From the lab to production: A case study of session-based recommendations in the home-improvement domain
- Pigi Kouki firstname.lastname@example.org RelationalAI
- Ilias Fountalis email@example.com RelationalAI
- Nikolaos Vasiloglou firstname.lastname@example.org RelationalAI
- Xiquan Cui email@example.com The Home Depot
- Edo Liberty firstname.lastname@example.org Pinecone Systems Inc.
- Khalifeh Al Jadda email@example.com The Home Depot
E-commerce applications rely heavily on session-based recommendation algorithms to improve the shopping experience of their customers. Recent progress in session-based recommendation algorithms shows great promise. However, translating that promise to real-world outcomes is a challenging task for several reasons, but mostly due to the large number and varying characteristics of the available models.
In this paper, we discuss the approach and lessons learned from the process of identifying and deploying a successful session-based recommendation algorithm for a leading e-commerce application in the home-improvement domain. To this end, we initially evaluate fourteen session-based recommendation algorithms in an offline setting using eight different popular evaluation metrics on three datasets.
The results indicate that offline evaluation does not provide enough insight to make an informed decision since there is no clear winning method on all metrics.
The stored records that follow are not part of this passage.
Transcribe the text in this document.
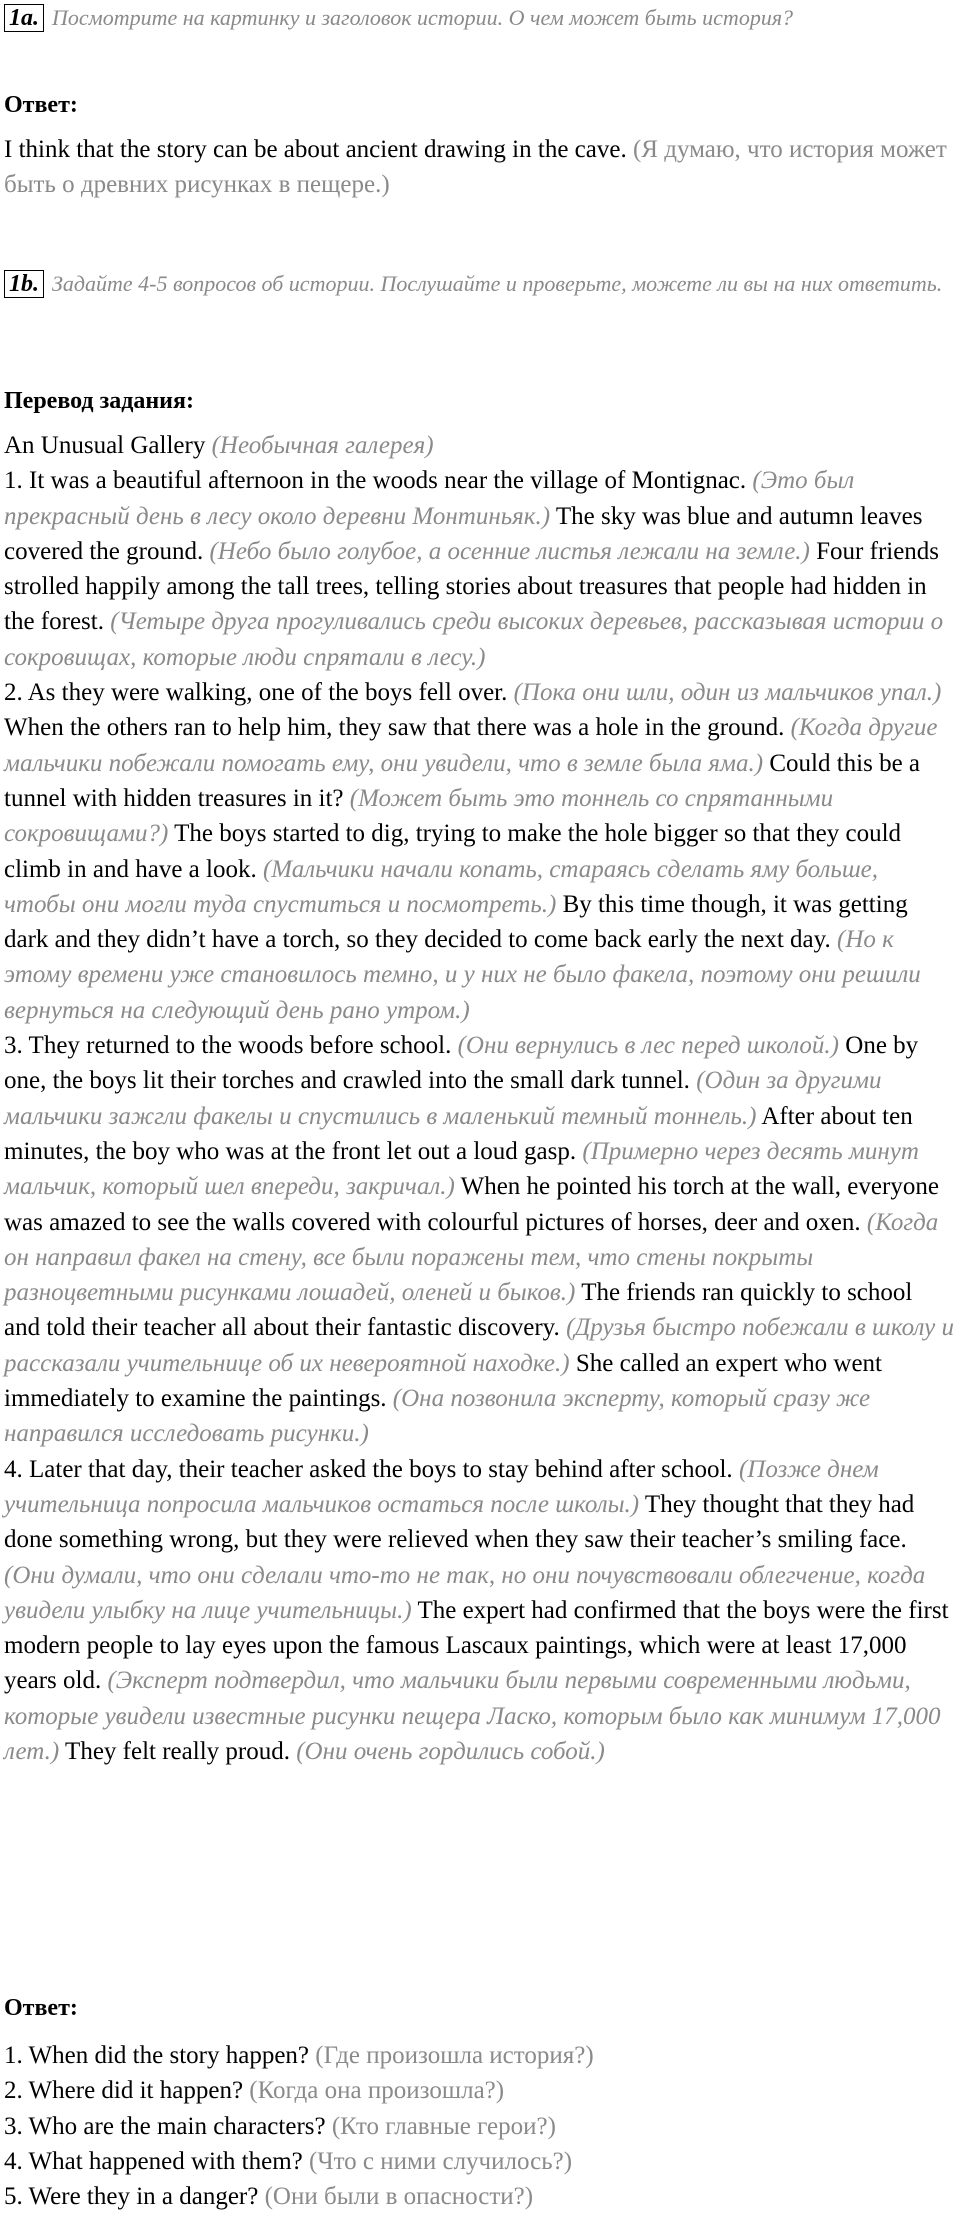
1a. Посмотрите на картинку и заголовок истории. О чем может быть история?
Ответ:
I think that the story can be about ancient drawing in the cave. (Я думаю, что история может быть о древних рисунках в пещере.)
1b. Задайте 4-5 вопросов об истории. Послушайте и проверьте, можете ли вы на них ответить.
Перевод задания:
An Unusual Gallery (Необычная галерея)
1. It was a beautiful afternoon in the woods near the village of Montignac. (Это был прекрасный день в лесу около деревни Монтиньяк.) The sky was blue and autumn leaves covered the ground. (Небо было голубое, а осенние листья лежали на земле.) Four friends strolled happily among the tall trees, telling stories about treasures that people had hidden in the forest. (Четыре друга прогуливались среди высоких деревьев, рассказывая истории о сокровищах, которые люди спрятали в лесу.)
2. As they were walking, one of the boys fell over. (Пока они шли, один из мальчиков упал.) When the others ran to help him, they saw that there was a hole in the ground. (Когда другие мальчики побежали помогать ему, они увидели, что в земле была яма.) Could this be a tunnel with hidden treasures in it? (Может быть это тоннель со спрятанными сокровищами?) The boys started to dig, trying to make the hole bigger so that they could climb in and have a look. (Мальчики начали копать, стараясь сделать яму больше, чтобы они могли туда спуститься и посмотреть.) By this time though, it was getting dark and they didn’t have a torch, so they decided to come back early the next day. (Но к этому времени уже становилось темно, и у них не было факела, поэтому они решили вернуться на следующий день рано утром.)
3. They returned to the woods before school. (Они вернулись в лес перед школой.) One by one, the boys lit their torches and crawled into the small dark tunnel. (Один за другими мальчики зажгли факелы и спустились в маленький темный тоннель.) After about ten minutes, the boy who was at the front let out a loud gasp. (Примерно через десять минут мальчик, который шел впереди, закричал.) When he pointed his torch at the wall, everyone was amazed to see the walls covered with colourful pictures of horses, deer and oxen. (Когда он направил факел на стену, все были поражены тем, что стены покрыты разноцветными рисунками лошадей, оленей и быков.) The friends ran quickly to school and told their teacher all about their fantastic discovery. (Друзья быстро побежали в школу и рассказали учительнице об их невероятной находке.) She called an expert who went immediately to examine the paintings. (Она позвонила эксперту, который сразу же направился исследовать рисунки.)
4. Later that day, their teacher asked the boys to stay behind after school. (Позже днем учительница попросила мальчиков остаться после школы.) They thought that they had done something wrong, but they were relieved when they saw their teacher’s smiling face. (Они думали, что они сделали что-то не так, но они почувствовали облегчение, когда увидели улыбку на лице учительницы.) The expert had confirmed that the boys were the first modern people to lay eyes upon the famous Lascaux paintings, which were at least 17,000 years old. (Эксперт подтвердил, что мальчики были первыми современными людьми, которые увидели известные рисунки пещера Ласко, которым было как минимум 17,000 лет.) They felt really proud. (Они очень гордились собой.)
Ответ:
1. When did the story happen? (Где произошла история?)
2. Where did it happen? (Когда она произошла?)
3. Who are the main characters? (Кто главные герои?)
4. What happened with them? (Что с ними случилось?)
5. Were they in a danger? (Они были в опасности?)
Additionally, we observe that standard offline evaluation metrics fall short for this application. Specifically, they reward an algorithm only when it predicts the exact same item that the user clicked next or eventually purchased. In a practical scenario, however, there are near-identical products which, although they are assigned different identifiers, they should be considered as equally-good recommendations. To overcome these limitations, we perform an additional round of evaluation, where human experts provide both objective and subjective feedback for the recommendations of five algorithms that performed the best in the offline evaluation.
We find that the experts’ opinion is oftentimes different from the offline evaluation results. Analysis of the feedback confirms that the performance of all models is significantly higher when we evaluate near-identical product recommendations as relevant.
Finally, we run an A/B test with one of the models that performed the best in the human evaluation phase. The treatment model increased conversion rate by 15.6% and revenue per visit by 18.5% when compared with a leading third-party solution.
Since the speed of serving recommendations for millions of items and for millions of customers in real-time is critical for the success of a model, we leveraged Pinecone, a commercially available real-time ranking platform that can efficiently handle both the deep learning model transformations and vector search.
Pinecone allows the lookup of product embeddings and computation of the session embedding on the fly, as well as a speedy tri-linear product computation against millions of products in the catalog. STAMP was decomposed into a query transformer and an item transformer both of which produced vectors whose dot product was the recommendation score. Shopping items were indexed by the platform by applying the item transformer offline and storing the resulting vectors in replicated nearest-neighbor retrieval servers. Query transformers were applied in real time to shopping carts as well as other session information. The service then used the query vector to retrieve highest scoring items. 99% of the customers experienced less than the 60ms latency when running the STAMP model inference (i.e., p99 < 60ms).